Anyway, I was asking Michael about creativity and breakthroughs and will be using his input in my More Space essay. You´ll here more about Michael´s thoughts and advice in future posts, but there´s something he said that I want to share today:
"Creativity is idiosyncratic – each person has their own way."??
We all have our own way of being creative and producing breakthroughs.
I think many aspects of business are idiosyncratic.
We have our own ways
of getting things done.
There are many perfectly fine ways of doing things. We need to be the masters of our own paths and journey. Yeah, there are some wrong ways too, but I don´t think we tolerate constructive idiosyncrasies enough in business.
I used to be more interested how people did things. Now I am more interested in why they do things and the results.
I can think of managers who were charming and gregarious who employees hated working for.
I can think of managers who had the personality of a rock who employees loved working for.
I can think of managers who were analytical and methodical who lost control of their results.
I can think of managers who couldn´t count past ten who never lost control of their business.
I can think of managers who were Joe Fridays (by the book) and very successful.
I can think of managers who were Joe Fridays and unsuccessful.
I can think of managers who spent their entire day in meetings and still got everything done.
I can think of managers who didn´t attend meetings and could not get their work done.

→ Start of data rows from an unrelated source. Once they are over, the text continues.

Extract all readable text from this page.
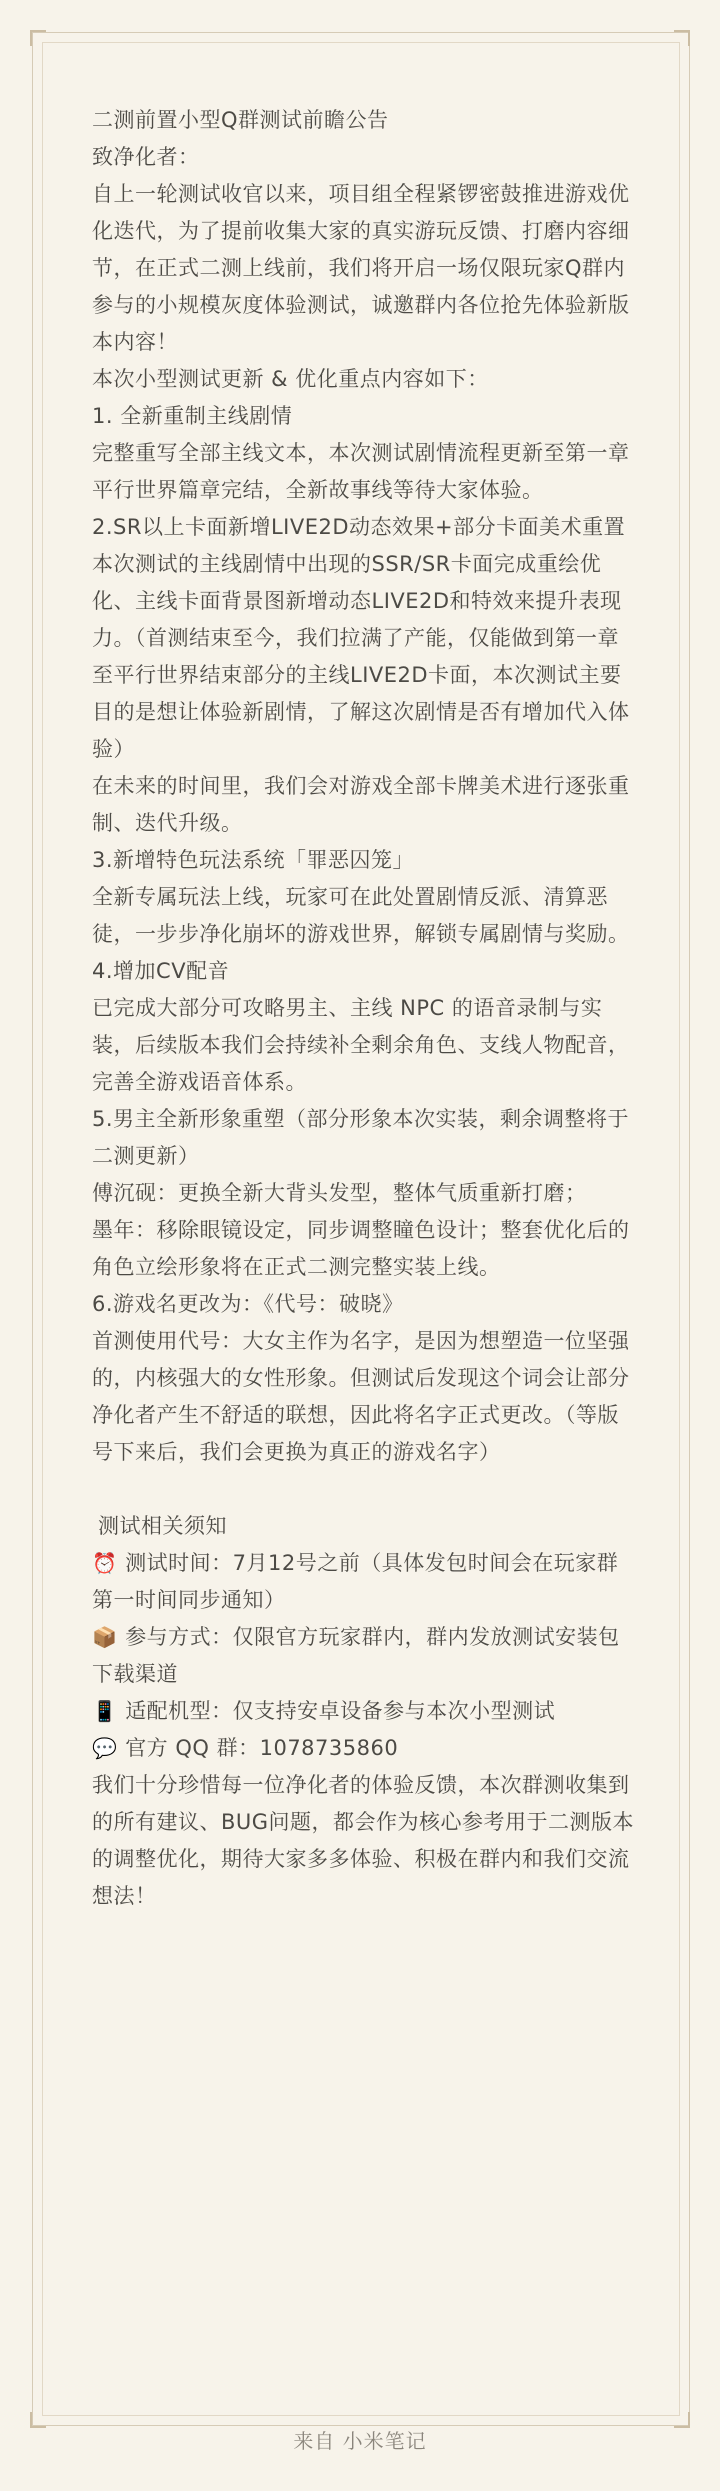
二测前置小型Q群测试前瞻公告

致净化者：

自上一轮测试收官以来，项目组全程紧锣密鼓推进游戏优化迭代，为了提前收集大家的真实游玩反馈、打磨内容细节，在正式二测上线前，我们将开启一场仅限玩家Q群内参与的小规模灰度体验测试，诚邀群内各位抢先体验新版本内容！

本次小型测试更新 & 优化重点内容如下：

1. 全新重制主线剧情

完整重写全部主线文本，本次测试剧情流程更新至第一章平行世界篇章完结，全新故事线等待大家体验。

2.SR以上卡面新增LIVE2D动态效果+部分卡面美术重置

本次测试的主线剧情中出现的SSR/SR卡面完成重绘优化、主线卡面背景图新增动态LIVE2D和特效来提升表现力。（首测结束至今，我们拉满了产能，仅能做到第一章至平行世界结束部分的主线LIVE2D卡面，本次测试主要目的是想让体验新剧情，了解这次剧情是否有增加代入体验）

在未来的时间里，我们会对游戏全部卡牌美术进行逐张重制、迭代升级。

3.新增特色玩法系统「罪恶囚笼」

全新专属玩法上线，玩家可在此处置剧情反派、清算恶徒，一步步净化崩坏的游戏世界，解锁专属剧情与奖励。

4.增加CV配音

已完成大部分可攻略男主、主线 NPC 的语音录制与实装，后续版本我们会持续补全剩余角色、支线人物配音，完善全游戏语音体系。

5.男主全新形象重塑（部分形象本次实装，剩余调整将于二测更新）

傅沉砚：更换全新大背头发型，整体气质重新打磨；

墨年：移除眼镜设定，同步调整瞳色设计；整套优化后的角色立绘形象将在正式二测完整实装上线。

6.游戏名更改为：《代号：破晓》

首测使用代号：大女主作为名字，是因为想塑造一位坚强的，内核强大的女性形象。但测试后发现这个词会让部分净化者产生不舒适的联想，因此将名字正式更改。（等版号下来后，我们会更换为真正的游戏名字）

测试相关须知

⏰ 测试时间：7月12号之前（具体发包时间会在玩家群第一时间同步通知）

📦 参与方式：仅限官方玩家群内，群内发放测试安装包下载渠道

📱 适配机型：仅支持安卓设备参与本次小型测试

💬 官方 QQ 群：1078735860

我们十分珍惜每一位净化者的体验反馈，本次群测收集到的所有建议、BUG问题，都会作为核心参考用于二测版本的调整优化，期待大家多多体验、积极在群内和我们交流想法！

来自 小米笔记
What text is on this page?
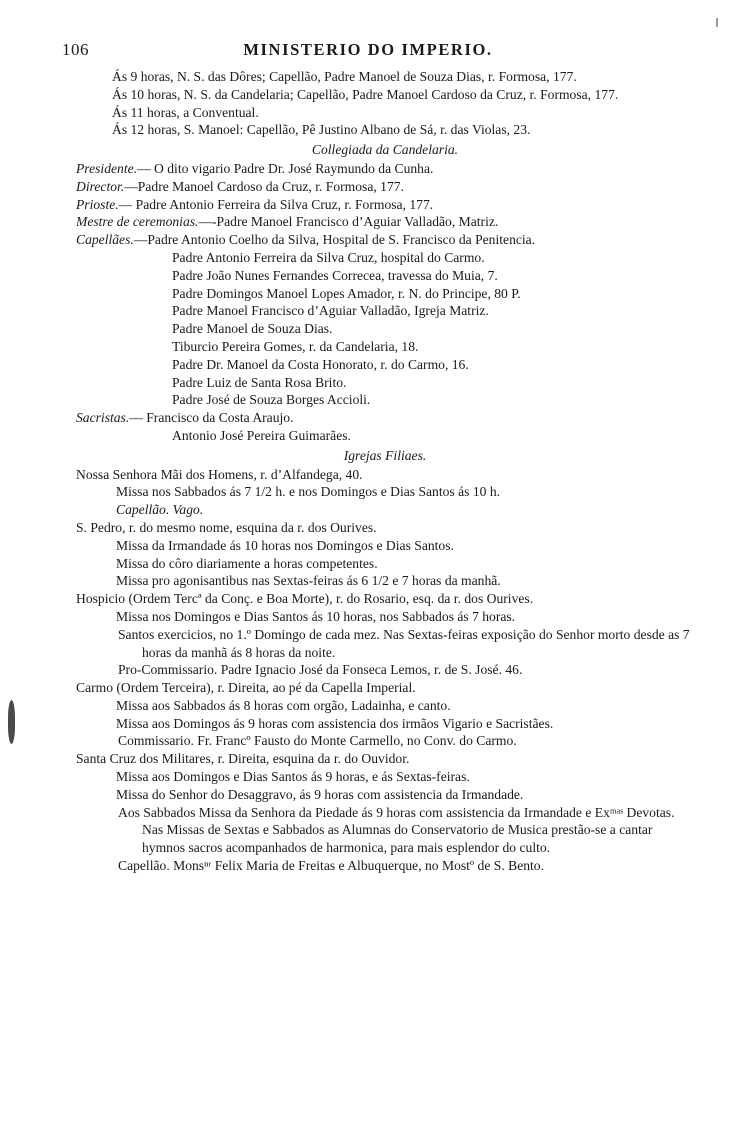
106	MINISTERIO DO IMPERIO.

Ás 9 horas, N. S. das Dôres; Capellão, Padre Manoel de Souza Dias, r. Formosa, 177.

Ás 10 horas, N. S. da Candelaria; Capellão, Padre Manoel Cardoso da Cruz, r. Formosa, 177.

Ás 11 horas, a Conventual.

Ás 12 horas, S. Manoel: Capellão, Pê Justino Albano de Sá, r. das Violas, 23.

Collegiada da Candelaria.

Presidente.— O dito vigario Padre Dr. José Raymundo da Cunha.

Director.—Padre Manoel Cardoso da Cruz, r. Formosa, 177.

Prioste.— Padre Antonio Ferreira da Silva Cruz, r. Formosa, 177.

Mestre de ceremonias.—-Padre Manoel Francisco d’Aguiar Valladão, Matriz.

Capellães.—Padre Antonio Coelho da Silva, Hospital de S. Francisco da Penitencia.

Padre Antonio Ferreira da Silva Cruz, hospital do Carmo.

Padre João Nunes Fernandes Correcea, travessa do Muia, 7.

Padre Domingos Manoel Lopes Amador, r. N. do Principe, 80 P.

Padre Manoel Francisco d’Aguiar Valladão, Igreja Matriz.

Padre Manoel de Souza Dias.

Tiburcio Pereira Gomes, r. da Candelaria, 18.

Padre Dr. Manoel da Costa Honorato, r. do Carmo, 16.

Padre Luiz de Santa Rosa Brito.

Padre José de Souza Borges Accioli.

Sacristas.— Francisco da Costa Araujo.

Antonio José Pereira Guimarães.

Igrejas Filiaes.

Nossa Senhora Mãi dos Homens, r. d’Alfandega, 40.

Missa nos Sabbados ás 7 1/2 h. e nos Domingos e Dias Santos ás 10 h.

Capellão. Vago.

S. Pedro, r. do mesmo nome, esquina da r. dos Ourives.

Missa da Irmandade ás 10 horas nos Domingos e Dias Santos.

Missa do côro diariamente a horas competentes.

Missa pro agonisantibus nas Sextas-feiras ás 6 1/2 e 7 horas da manhã.

Hospicio (Ordem Tercª da Conç. e Boa Morte), r. do Rosario, esq. da r. dos Ourives.

Missa nos Domingos e Dias Santos ás 10 horas, nos Sabbados ás 7 horas.

Santos exercicios, no 1.º Domingo de cada mez. Nas Sextas-feiras exposição do Senhor morto desde as 7 horas da manhã ás 8 horas da noite.

Pro-Commissario. Padre Ignacio José da Fonseca Lemos, r. de S. José. 46.

Carmo (Ordem Terceira), r. Direita, ao pé da Capella Imperial.

Missa aos Sabbados ás 8 horas com orgão, Ladainha, e canto.

Missa aos Domingos ás 9 horas com assistencia dos irmãos Vigario e Sacristães.

Commissario. Fr. Francº Fausto do Monte Carmello, no Conv. do Carmo.

Santa Cruz dos Militares, r. Direita, esquina da r. do Ouvidor.

Missa aos Domingos e Dias Santos ás 9 horas, e ás Sextas-feiras.

Missa do Senhor do Desaggravo, ás 9 horas com assistencia da Irmandade.

Aos Sabbados Missa da Senhora da Piedade ás 9 horas com assistencia da Irmandade e Exᵐᵃˢ Devotas. Nas Missas de Sextas e Sabbados as Alumnas do Conservatorio de Musica prestão-se a cantar hymnos sacros acompanhados de harmonica, para mais esplendor do culto.

Capellão. Monsⁿʳ Felix Maria de Freitas e Albuquerque, no Mostº de S. Bento.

I could go on and on but I will spare you.
So what´s the point? Actually, I have 6 points.
1. As we grow as leaders and help coach others, we need to be true to ourselves.
2. Our intent and our ability to communicate that intent and then act consistent with our intent is critical. We often inadvertently bungle both parts of this point.
3. We need to have our head in the game or get out. What´s the game? Producing results. Developing people. Making a difference. Growing the business. De-hassling the organization. Regardless of our individual tendencies, if we "check out"?? we are useless as leaders and managers.
4. We are most powerful and effective when we are fully engaged. A fully engaged introvert analytical geek is WAY more enjoyable to work with than is a burned-out/entitled social and gregarious person. It´s not about style, it´s about engagement. Are you actively in the game?
5. Success is being the best expression of who we are and making a positive contribution. Whatever our style and idiosyncrasies, we are successful when we are true, aligned, consistent with our values and goals.
6. Anyone can be a powerful leader.
So what does this mean for management and leadership development? What skills and capabilities should we be building?
While learning a new filing system might be beneficial, I think these pragmatic HOW-TO sessions should occur AFTER we help managers and leaders get good at points 1-6 above.
Corporate training should start with the stuff that helps us be our own kind of leader. Most corporate training programs have this backward and many never get to anything dealing with points 1-6.
Can all the stuff imbedded in points 1-6 be taught? You betcha it can.
The person wants the development
And is genuinely interested in making a difference as a manager and leader.
Here´s the cool thing. The development associated with points 1-6 is pretty easy to deliver and less expensive than many of the programs corporations now pay for.
How are you spending your management and leadership training dollars? What courses are listed on your development plan?
Fine print: I am not suggesting that truly bad personality traits, like enjoying hurting others, should be nurtured. Most of us have good intent and want to make a positive difference. Within this well meaning majority, I think there is a lot of room for individual styles and practices.